Domestic Violence Leave Act. The Domestic Violence Leave Act has been amended to prohibit employers from discriminating against an employee, or from refusing to hire an applicant, who is an actual or perceived victim of domestic violence, sexual assault, or stalking.

Additionally, upon a victim’s request, an employer is required to make reasonable safety accommodations unless the employer can demonstrate that an accommodation would impose an undue hardship on the employer’s business operations. Accommodations may include an employee’s transfer, reassignment, modified schedule, changed work telephone number or email address, changed work station, installed lock, implemented safety procedure, or any other adjustment to a job structure, workplace facility, or work requirement in response to actual or threatened domestic violence, sexual assault, or stalking. An employer may require verification that a requested safety accommodation is for the purpose of protecting the employee from domestic violence, sexual assault, or stalking.

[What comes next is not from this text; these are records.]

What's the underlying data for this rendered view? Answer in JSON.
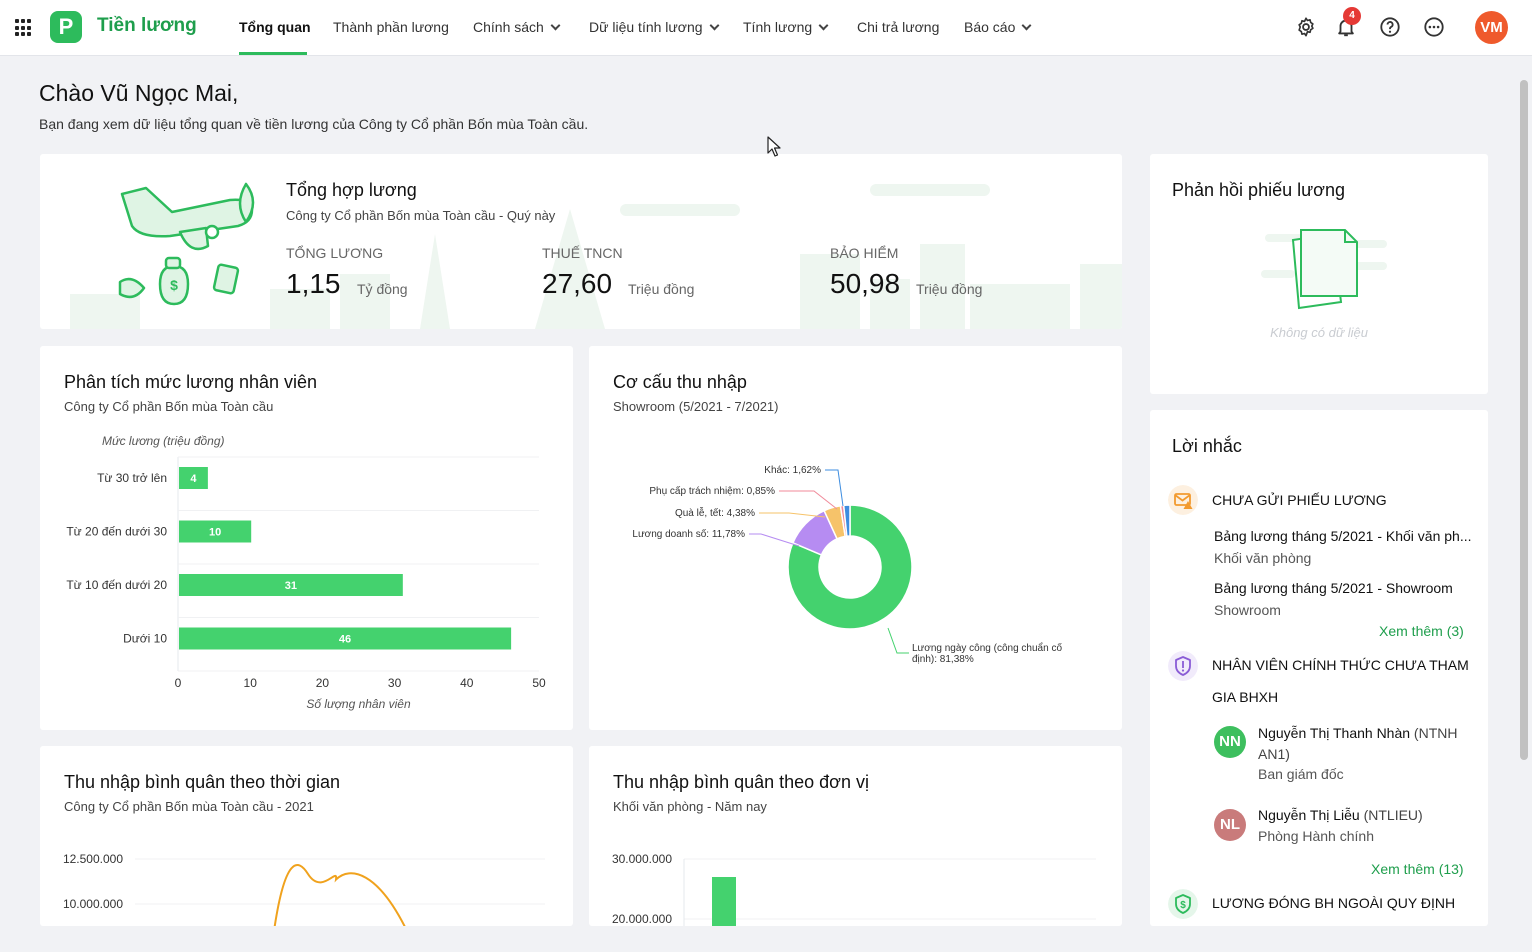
{
  "app": {
    "brand": "Tiền lương",
    "logo_letter": "P",
    "avatar_initials": "VM",
    "notification_count": "4",
    "accent": "#2dbb5c"
  },
  "nav": [
    {
      "label": "Tổng quan"
    },
    {
      "label": "Thành phần lương"
    },
    {
      "label": "Chính sách"
    },
    {
      "label": "Dữ liệu tính lương"
    },
    {
      "label": "Tính lương"
    },
    {
      "label": "Chi trả lương"
    },
    {
      "label": "Báo cáo"
    }
  ],
  "greeting": {
    "title": "Chào Vũ Ngọc Mai,",
    "subtitle": "Bạn đang xem dữ liệu tổng quan về tiền lương của Công ty Cổ phần Bốn mùa Toàn cầu."
  },
  "summary": {
    "title": "Tổng hợp lương",
    "subtitle": "Công ty Cổ phần Bốn mùa Toàn cầu - Quý này",
    "items": [
      {
        "label": "TỔNG LƯƠNG",
        "value": "1,15",
        "unit": "Tỷ đồng"
      },
      {
        "label": "THUẾ TNCN",
        "value": "27,60",
        "unit": "Triệu đồng"
      },
      {
        "label": "BẢO HIỂM",
        "value": "50,98",
        "unit": "Triệu đồng"
      }
    ]
  },
  "feedback": {
    "title": "Phản hồi phiếu lương",
    "empty_text": "Không có dữ liệu"
  },
  "salary_analysis": {
    "title": "Phân tích mức lương nhân viên",
    "subtitle": "Công ty Cổ phần Bốn mùa Toàn cầu"
  },
  "income_structure": {
    "title": "Cơ cấu thu nhập",
    "subtitle": "Showroom (5/2021 - 7/2021)"
  },
  "avg_time": {
    "title": "Thu nhập bình quân theo thời gian",
    "subtitle": "Công ty Cổ phần Bốn mùa Toàn cầu - 2021"
  },
  "avg_unit": {
    "title": "Thu nhập bình quân theo đơn vị",
    "subtitle": "Khối văn phòng - Năm nay"
  },
  "chart_data": [
    {
      "type": "bar",
      "orientation": "horizontal",
      "categories": [
        "Từ 30 trở lên",
        "Từ 20 đến dưới 30",
        "Từ 10 đến dưới 20",
        "Dưới 10"
      ],
      "values": [
        4,
        10,
        31,
        46
      ],
      "ylabel": "Mức lương (triệu đồng)",
      "xlabel": "Số lượng nhân viên",
      "xlim": [
        0,
        50
      ],
      "xticks": [
        0,
        10,
        20,
        30,
        40,
        50
      ],
      "color": "#44d26e"
    },
    {
      "type": "pie",
      "donut": true,
      "slices": [
        {
          "label": "Lương ngày công (công chuẩn cố định): 81,38%",
          "value": 81.38,
          "color": "#44d26e"
        },
        {
          "label": "Lương doanh số: 11,78%",
          "value": 11.78,
          "color": "#b68cf2"
        },
        {
          "label": "Quà lễ, tết: 4,38%",
          "value": 4.38,
          "color": "#f6c36a"
        },
        {
          "label": "Phụ cấp trách nhiệm: 0,85%",
          "value": 0.85,
          "color": "#f08a9a"
        },
        {
          "label": "Khác: 1,62%",
          "value": 1.62,
          "color": "#3d8de0"
        }
      ]
    },
    {
      "type": "line",
      "yticks": [
        "12.500.000",
        "10.000.000"
      ],
      "series": [
        {
          "values": [
            null,
            null,
            12000000,
            9000000,
            11800000,
            9000000
          ]
        }
      ],
      "color": "#f0a21d"
    },
    {
      "type": "bar",
      "yticks": [
        "30.000.000",
        "20.000.000"
      ],
      "values": [
        27000000
      ],
      "color": "#44d26e"
    }
  ],
  "reminders": {
    "title": "Lời nhắc",
    "groups": [
      {
        "heading": "CHƯA GỬI PHIẾU LƯƠNG",
        "items": [
          {
            "name": "Bảng lương tháng 5/2021 - Khối văn ph...",
            "sub": "Khối văn phòng"
          },
          {
            "name": "Bảng lương tháng 5/2021 - Showroom",
            "sub": "Showroom"
          }
        ],
        "more": "Xem thêm (3)"
      },
      {
        "heading": "NHÂN VIÊN CHÍNH THỨC CHƯA THAM GIA BHXH",
        "items": [
          {
            "initials": "NN",
            "name": "Nguyễn Thị Thanh Nhàn",
            "code": " (NTNH AN1)",
            "sub": "Ban giám đốc",
            "color": "#3dbf5e"
          },
          {
            "initials": "NL",
            "name": "Nguyễn Thị Liễu",
            "code": " (NTLIEU)",
            "sub": "Phòng Hành chính",
            "color": "#c97b7b"
          }
        ],
        "more": "Xem thêm (13)"
      },
      {
        "heading": "LƯƠNG ĐÓNG BH NGOÀI QUY ĐỊNH"
      }
    ]
  }
}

The Domestic Violence Leave Act also allows employees to file a complaint with L&I or bring a private right of action (without defining the statute of limitations) and prohibits employers from retaliating against employees for exercising their rights under the law.

Workplace Sexual Harassment — Model Policies. The Washington Law Against Discrimination (WLAD) has been amended to require the Human Rights Commission, which is charged with administering and enforcing WLAD, to convene a stakeholder work group to develop model policies on preventing sexual harassment in the workplace by January 1, 2019. Employers are not required to take any action under this law.

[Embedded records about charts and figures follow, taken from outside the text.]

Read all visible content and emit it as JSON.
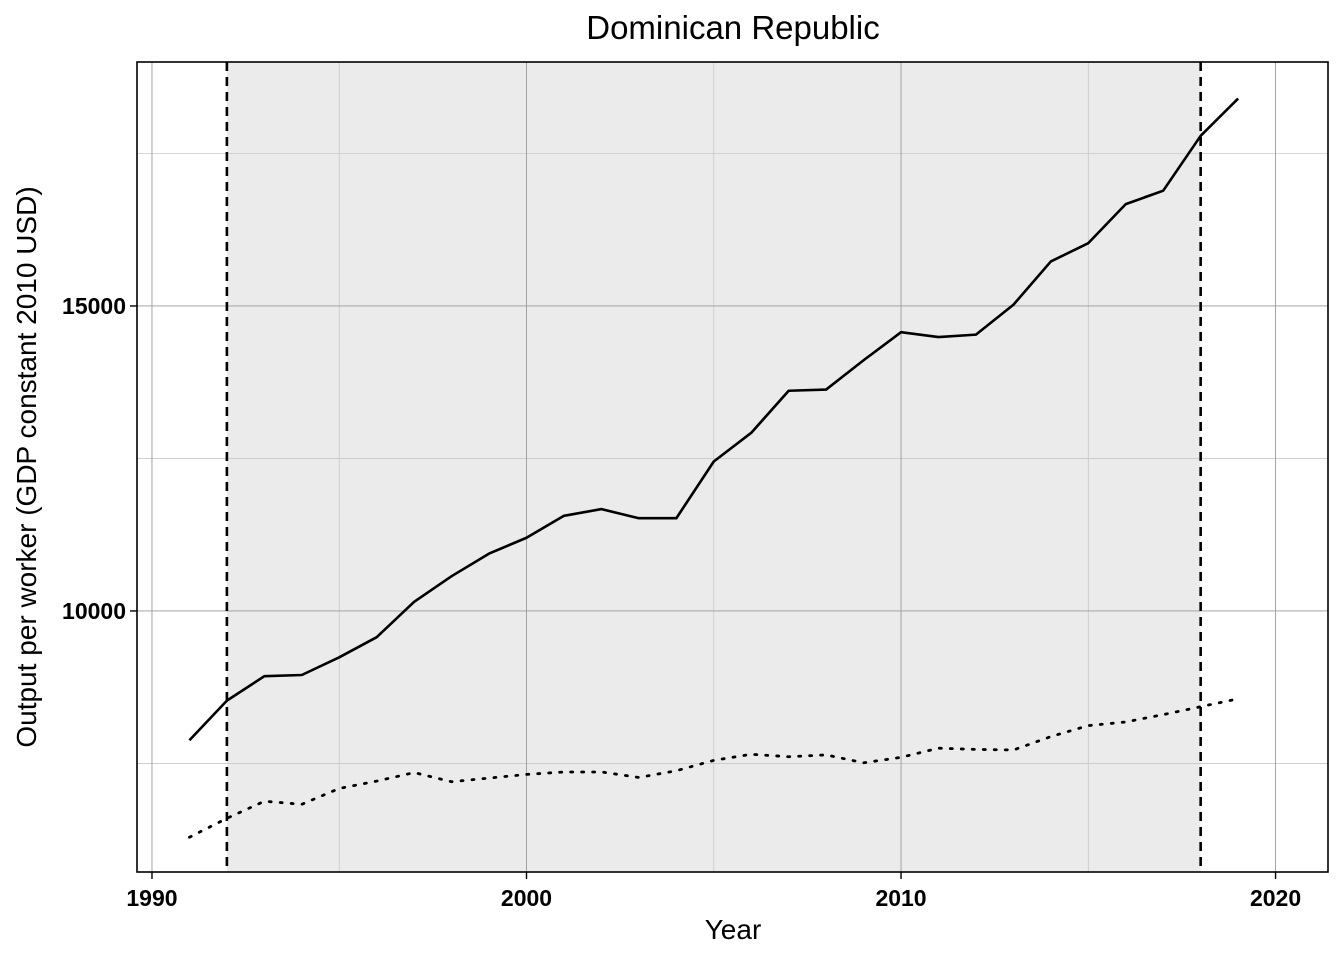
{
  "chart_data": {
    "type": "line",
    "title": "Dominican Republic",
    "xlabel": "Year",
    "ylabel": "Output per worker (GDP constant 2010 USD)",
    "xlim": [
      1989.6,
      2021.4
    ],
    "ylim": [
      5720,
      19000
    ],
    "x_ticks": [
      1990,
      2000,
      2010,
      2020
    ],
    "y_ticks": [
      10000,
      15000
    ],
    "minor_y_gridlines": [
      7500,
      12500,
      17500
    ],
    "minor_x_gridlines": [
      1995,
      2005,
      2015
    ],
    "grid": true,
    "shaded_region": [
      1992,
      2018
    ],
    "vertical_lines": [
      1992,
      2018
    ],
    "colors": {
      "line": "#000000",
      "shade": "#ebebeb",
      "grid": "#9a9a9a"
    },
    "x": [
      1991,
      1992,
      1993,
      1994,
      1995,
      1996,
      1997,
      1998,
      1999,
      2000,
      2001,
      2002,
      2003,
      2004,
      2005,
      2006,
      2007,
      2008,
      2009,
      2010,
      2011,
      2012,
      2013,
      2014,
      2015,
      2016,
      2017,
      2018,
      2019
    ],
    "series": [
      {
        "style": "solid",
        "values": [
          7880,
          8530,
          8930,
          8950,
          9240,
          9570,
          10150,
          10570,
          10940,
          11200,
          11560,
          11670,
          11520,
          11520,
          12450,
          12920,
          13610,
          13630,
          14110,
          14570,
          14490,
          14530,
          15020,
          15730,
          16030,
          16670,
          16890,
          17790,
          18400
        ]
      },
      {
        "style": "dotted",
        "values": [
          6290,
          6600,
          6880,
          6830,
          7090,
          7210,
          7350,
          7200,
          7260,
          7320,
          7360,
          7360,
          7270,
          7380,
          7550,
          7650,
          7610,
          7640,
          7510,
          7600,
          7750,
          7730,
          7720,
          7940,
          8120,
          8180,
          8300,
          8430,
          8560
        ]
      }
    ]
  }
}
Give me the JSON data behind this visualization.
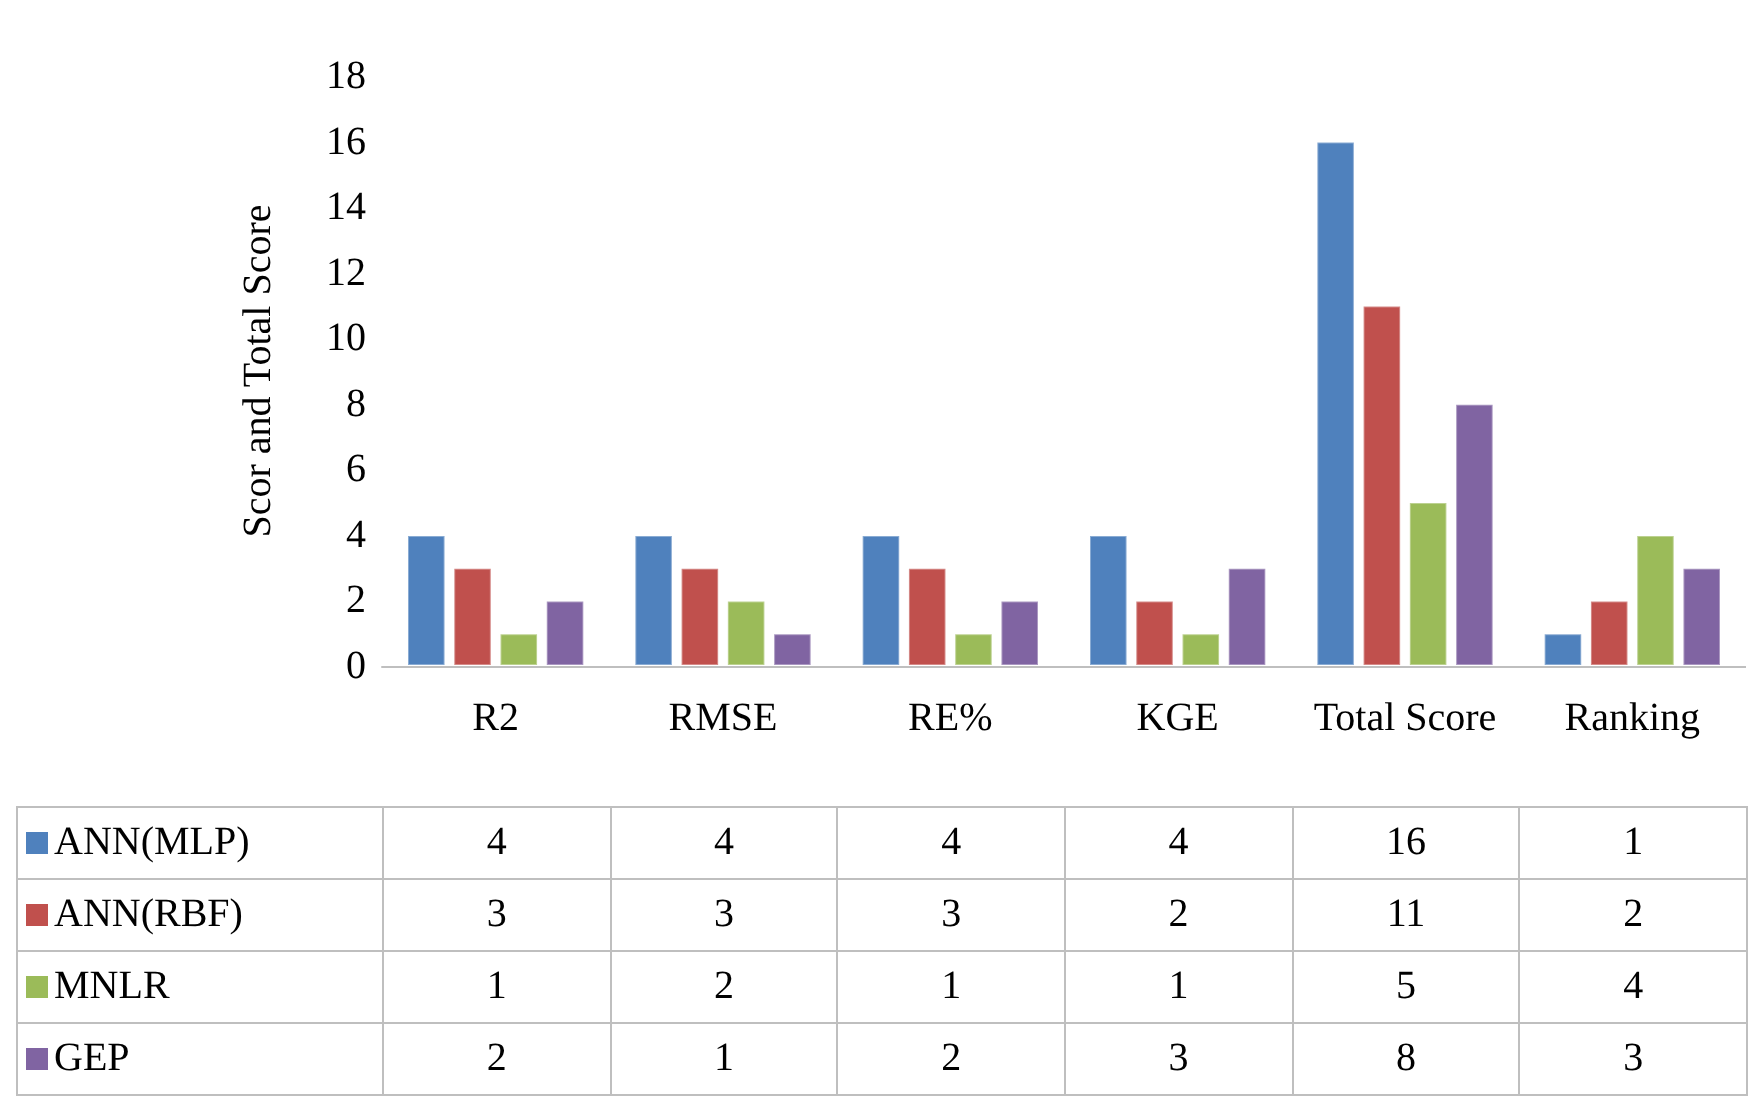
{
  "chart_data": {
    "type": "bar",
    "ylabel": "Scor and Total Score",
    "categories": [
      "R2",
      "RMSE",
      "RE%",
      "KGE",
      "Total Score",
      "Ranking"
    ],
    "series": [
      {
        "name": "ANN(MLP)",
        "color": "#4f81bd",
        "values": [
          4,
          4,
          4,
          4,
          16,
          1
        ]
      },
      {
        "name": "ANN(RBF)",
        "color": "#c0504d",
        "values": [
          3,
          3,
          3,
          2,
          11,
          2
        ]
      },
      {
        "name": "MNLR",
        "color": "#9bbb59",
        "values": [
          1,
          2,
          1,
          1,
          5,
          4
        ]
      },
      {
        "name": "GEP",
        "color": "#8064a2",
        "values": [
          2,
          1,
          2,
          3,
          8,
          3
        ]
      }
    ],
    "ylim": [
      0,
      18
    ],
    "yticks": [
      0,
      2,
      4,
      6,
      8,
      10,
      12,
      14,
      16,
      18
    ],
    "grid": false,
    "legend": "bottom",
    "data_labels": true
  }
}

Legislation Banning Alternative Dispute Resolution to Resolve Employee Discrimination Claims Without Employee Consent

Discrimination Complaints and Causes of Action — Employment Agreements. A new law prohibits an employer from utilizing alternative dispute resolution forums to resolve an employee’s discrimination claim without the employee’s consent. Under this law, a provision of an employment contract or agreement is void and unenforceable as against public policy if it requires an employee to waive the right to publicly file an administrative complaint or publicly pursue a cause of action arising under WLAD or federal anti-discrimination laws or if it requires an employee to resolve discrimination claims in a dispute resolution process that is confidential.

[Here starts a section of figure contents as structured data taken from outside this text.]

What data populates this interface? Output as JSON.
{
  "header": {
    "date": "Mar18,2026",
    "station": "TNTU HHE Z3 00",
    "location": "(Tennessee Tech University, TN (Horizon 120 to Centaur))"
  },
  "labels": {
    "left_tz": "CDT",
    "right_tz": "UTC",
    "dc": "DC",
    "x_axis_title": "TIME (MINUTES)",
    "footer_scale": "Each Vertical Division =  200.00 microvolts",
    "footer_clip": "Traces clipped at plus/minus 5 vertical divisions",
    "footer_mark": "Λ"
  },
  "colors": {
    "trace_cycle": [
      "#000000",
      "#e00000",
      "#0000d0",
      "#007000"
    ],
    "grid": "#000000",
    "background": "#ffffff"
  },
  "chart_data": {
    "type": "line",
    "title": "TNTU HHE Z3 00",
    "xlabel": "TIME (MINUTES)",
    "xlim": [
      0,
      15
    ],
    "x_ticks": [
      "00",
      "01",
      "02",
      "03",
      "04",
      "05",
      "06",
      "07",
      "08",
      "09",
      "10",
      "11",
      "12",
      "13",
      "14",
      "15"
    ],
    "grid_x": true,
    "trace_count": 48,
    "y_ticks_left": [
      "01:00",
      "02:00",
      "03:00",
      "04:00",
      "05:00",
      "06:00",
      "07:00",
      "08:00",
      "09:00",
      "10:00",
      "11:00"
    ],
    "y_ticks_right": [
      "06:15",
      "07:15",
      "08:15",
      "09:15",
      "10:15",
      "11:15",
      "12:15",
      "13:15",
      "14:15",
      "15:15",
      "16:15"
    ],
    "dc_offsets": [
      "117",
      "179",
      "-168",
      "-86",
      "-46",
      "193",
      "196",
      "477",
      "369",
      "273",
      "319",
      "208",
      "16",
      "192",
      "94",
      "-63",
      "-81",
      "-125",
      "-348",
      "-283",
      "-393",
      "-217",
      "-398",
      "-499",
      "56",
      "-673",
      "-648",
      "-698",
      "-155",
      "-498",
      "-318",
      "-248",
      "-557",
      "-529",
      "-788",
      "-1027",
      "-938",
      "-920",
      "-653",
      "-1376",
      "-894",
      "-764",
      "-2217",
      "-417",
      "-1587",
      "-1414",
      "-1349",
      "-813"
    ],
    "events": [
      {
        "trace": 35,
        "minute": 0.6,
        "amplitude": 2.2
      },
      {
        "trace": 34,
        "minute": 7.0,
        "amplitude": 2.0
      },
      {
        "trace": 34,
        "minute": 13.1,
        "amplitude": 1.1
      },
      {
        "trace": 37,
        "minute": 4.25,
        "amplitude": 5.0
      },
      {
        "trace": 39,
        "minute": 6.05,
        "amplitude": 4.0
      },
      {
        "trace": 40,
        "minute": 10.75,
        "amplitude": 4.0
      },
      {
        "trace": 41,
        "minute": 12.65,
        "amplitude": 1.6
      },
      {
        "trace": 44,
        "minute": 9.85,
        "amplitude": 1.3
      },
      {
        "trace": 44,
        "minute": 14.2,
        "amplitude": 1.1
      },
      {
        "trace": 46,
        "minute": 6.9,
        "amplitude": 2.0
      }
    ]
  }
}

As originally drafted, the law would have preserved an employee’s right to file a complaint arising from only sexual harassment or sexual assault. However, during public testimony on the original law, certain employee advocates expressed concern that the law did not protect employees who endured other types of harassment. Accordingly, the final law applies to all discrimination claims arising under WLAD and federal anti-discrimination laws. Although it passed unanimously, it is possible that this law is preempted by the Federal Arbitration Act.

[1] Other reasons for this “gap” could include the length of time a worker may have been in or out of the workforce, the types of positions being compared versus the demographics of applicants for such positions (“availability pool”), and many other factors. The recitals to the new legislation do not reference any such potential variables.
[2] RCW 49.12.175.


DISCLAIMER: Because of the generality of this update, the information provided herein may not be applicable in all situations and should not be acted upon without specific legal advice based on particular situations.